Última atualização em 27 de maio de 2024 às 10h44.

O mundo busca alternativas para combater a fome, especialmente em regiões mais vulneráveis, há décadas. Em meados de 1970, surgiu um conceito que tem ganhado força e popularidade atualmente, e que se coloca como uma possível solução para levar mais alimentos para as pessoas: a agroecologia.

O modelo proposto adota princípios ecológicos na organização dos sistemas alimentares, abrangendo todas as etapas, desde a produção até o consumo. Para o membro do Núcleo Executivo da Associação Nacional de Agroecologia, Paulo Petersen, o sistema do agronegócio não está organizado para combater a fome.

"O Brasil se apresenta como o celeiro do mundo, mas temos milhões de pessoas passando fome. Então, não há uma incapacidade de produção, mas sim na forma como os sistemas alimentares atuais estão organizados, que não produzem alimentos para a população, mas para ser "commodity", mercadoria destinada principalmente para a indústria e exportação."

O especialista afirma que a agroecologia entra nesse cenário com uma perspectiva de produzir de forma diversificada e sustentável.
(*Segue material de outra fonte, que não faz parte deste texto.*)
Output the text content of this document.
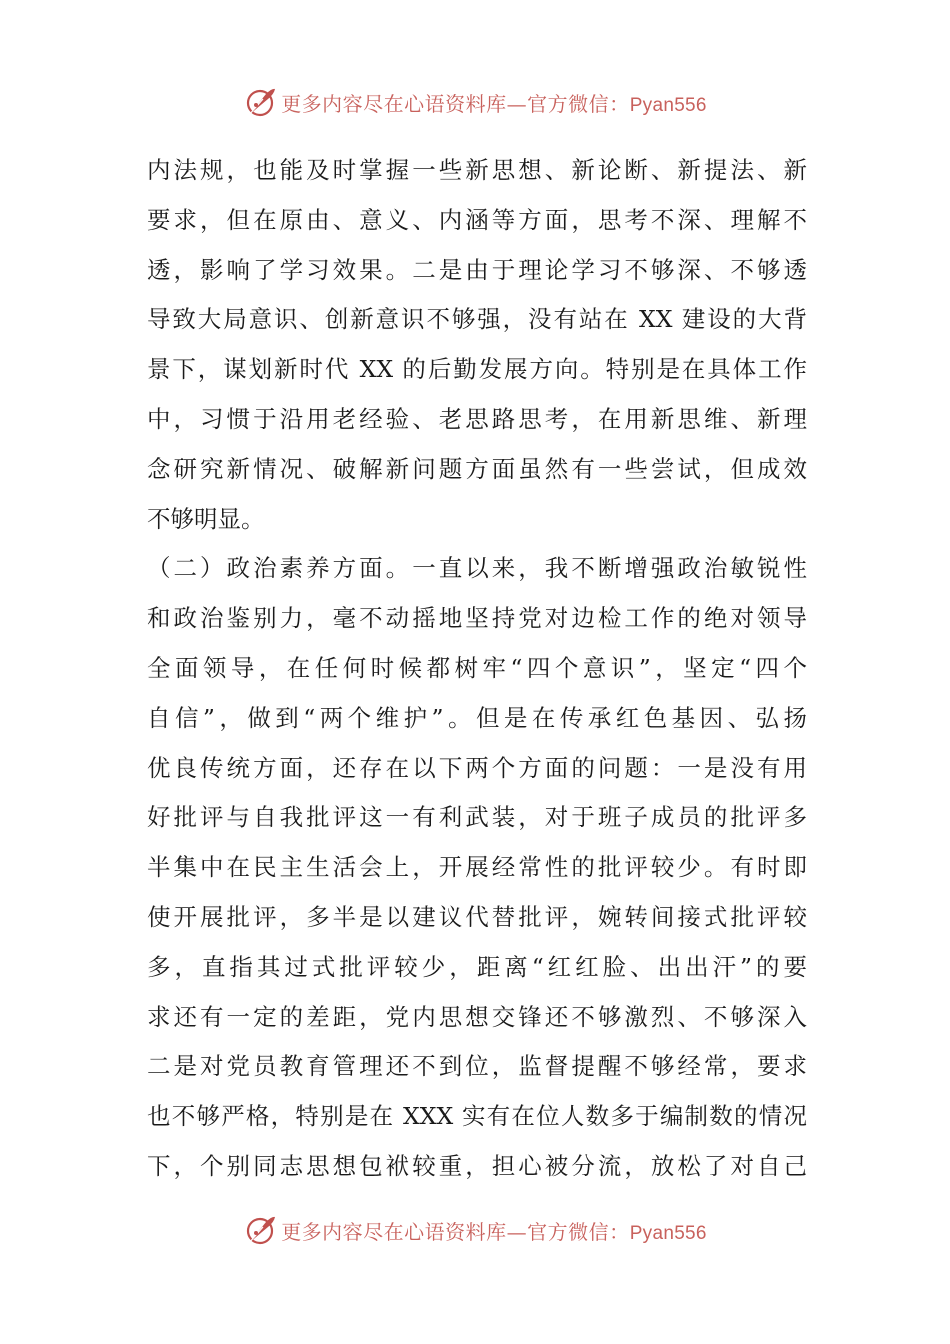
更多内容尽在心语资料库—官方微信：Pyan556
内法规，也能及时掌握一些新思想、新论断、新提法、新
要求，但在原由、意义、内涵等方面，思考不深、理解不
透，影响了学习效果。二是由于理论学习不够深、不够透
导致大局意识、创新意识不够强，没有站在 XX 建设的大背
景下，谋划新时代 XX 的后勤发展方向。特别是在具体工作
中，习惯于沿用老经验、老思路思考，在用新思维、新理
念研究新情况、破解新问题方面虽然有一些尝试，但成效
不够明显。
（二）政治素养方面。一直以来，我不断增强政治敏锐性
和政治鉴别力，毫不动摇地坚持党对边检工作的绝对领导
全面领导，在任何时候都树牢“四个意识”，坚定“四个
自信”，做到“两个维护”。但是在传承红色基因、弘扬
优良传统方面，还存在以下两个方面的问题：一是没有用
好批评与自我批评这一有利武装，对于班子成员的批评多
半集中在民主生活会上，开展经常性的批评较少。有时即
使开展批评，多半是以建议代替批评，婉转间接式批评较
多，直指其过式批评较少，距离“红红脸、出出汗”的要
求还有一定的差距，党内思想交锋还不够激烈、不够深入
二是对党员教育管理还不到位，监督提醒不够经常，要求
也不够严格，特别是在 XXX 实有在位人数多于编制数的情况
下，个别同志思想包袱较重，担心被分流，放松了对自己
更多内容尽在心语资料库—官方微信：Pyan556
Além disso, o sistema distribui uma alimentação diversificada e saudável para a população, e enfrenta o problema da fome com alimentos saudáveis.

A agricultura familiar, modelo de produção cujas propriedades somam 3,9 milhões no Brasil, e ocupa cerca de 80 milhões de hectares, é um modelo baseado na agroecologia. Segundo dados divulgados pela Organização das Nações Unidas para Alimentação e Agricultura (FAO), as fazendas familiares produzem cerca de 35% dos alimentos do mundo.

Segundo o estudo publicado na revista acadêmica Nature Food, intitulado "As colheitas para uso alimentar direto são insuficientes para cumprir o objetivo de segurança alimentar da ONU", os rendimentos das culturas alimentares são baixos em comparação com aqueles destinados à exportação, rações e processamentos.

 A pesquisa também revela que, mantendo-se as tendências globais dos últimos 20 anos, em 2030, as culturas voltadas para exportação e uso industrial representarão aproximadamente 23% e 8% do total de hectares colhidos, respectivamente, com uma tendência de aumento de área. Por outro lado, as culturas destinadas à alimentação, que atualmente ocupam cerca de 37% dos hectares, diminuirão para 29%.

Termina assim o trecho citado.